Responses of host motor and sensory neurons to a neural tube implant in amputated chick limbs

Abstract

The right wingbuds of state 23–25 chick embryos were amputated at the future elbow region and a segment of 2-day neural tube was implanted longitudinally into the limb stump of experimental embryos to induce limb regeneration. Control embryos had no implant in the amputated limb stump. To analyze effects of the neural tube implant (NTI) upon the host nervous system, quantitative determinations were made of the peripheral limb field (PLF), dorsal root ganglia (DRG) and spinal cord lateral motor column (LMC) of the amputated side for comparison with similar determinations of the unamputated side in all embryos. The PLF was estimated by determining the area of the skeletal elements of the amputated and unamputated limb of each embryo.
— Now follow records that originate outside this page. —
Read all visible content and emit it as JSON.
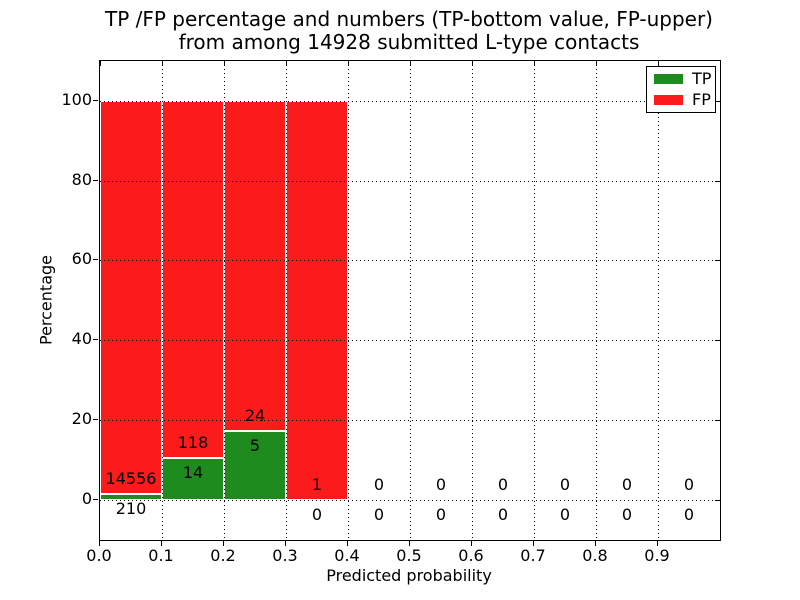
{
  "chart_data": {
    "type": "bar",
    "stacked": true,
    "title": "TP /FP percentage and numbers (TP-bottom value, FP-upper) from among 14928 submitted L-type contacts",
    "title_line1": "TP /FP percentage and numbers (TP-bottom value, FP-upper)",
    "title_line2": "from among 14928 submitted L-type contacts",
    "xlabel": "Predicted probability",
    "ylabel": "Percentage",
    "xlim": [
      0.0,
      1.0
    ],
    "ylim": [
      -10,
      110
    ],
    "x_tick_labels": [
      "0.0",
      "0.1",
      "0.2",
      "0.3",
      "0.4",
      "0.5",
      "0.6",
      "0.7",
      "0.8",
      "0.9"
    ],
    "y_tick_values": [
      0,
      20,
      40,
      60,
      80,
      100
    ],
    "grid": "dotted",
    "legend_position": "upper right",
    "total_contacts": 14928,
    "colors": {
      "tp": "#1e8b1e",
      "fp": "#fb1b1b"
    },
    "legend": [
      {
        "name": "TP",
        "color": "#1e8b1e"
      },
      {
        "name": "FP",
        "color": "#fb1b1b"
      }
    ],
    "bins": [
      {
        "x_start": 0.0,
        "x_end": 0.1,
        "tp": 210,
        "fp": 14556
      },
      {
        "x_start": 0.1,
        "x_end": 0.2,
        "tp": 14,
        "fp": 118
      },
      {
        "x_start": 0.2,
        "x_end": 0.3,
        "tp": 5,
        "fp": 24
      },
      {
        "x_start": 0.3,
        "x_end": 0.4,
        "tp": 0,
        "fp": 1
      },
      {
        "x_start": 0.4,
        "x_end": 0.5,
        "tp": 0,
        "fp": 0
      },
      {
        "x_start": 0.5,
        "x_end": 0.6,
        "tp": 0,
        "fp": 0
      },
      {
        "x_start": 0.6,
        "x_end": 0.7,
        "tp": 0,
        "fp": 0
      },
      {
        "x_start": 0.7,
        "x_end": 0.8,
        "tp": 0,
        "fp": 0
      },
      {
        "x_start": 0.8,
        "x_end": 0.9,
        "tp": 0,
        "fp": 0
      },
      {
        "x_start": 0.9,
        "x_end": 1.0,
        "tp": 0,
        "fp": 0
      }
    ]
  }
}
The size of the DRG was estimated by determining the sectional-profile area of a pair of ganglia; the LMC was determined by counting the neurons on both sides of a single spinal cord segment. The PLF was less on the amputated than on the unamputated side but was significantly greater in amputated limbs that received a NTI. The size of the DRG was positively correlated with the size of the PLF in all groups, indicating the DRG was not directly affected by the NTI but did respond to target structures. The number of neurons in the LMC was not positively correlated with the PLF and was not reduced by limb amputation in embryos with a NTI. The data suggest that the NTI may have protected host spinal cord cells from the induced-cell death expected to follow limb amputation; perhaps the implant produces a neuronal survival factor.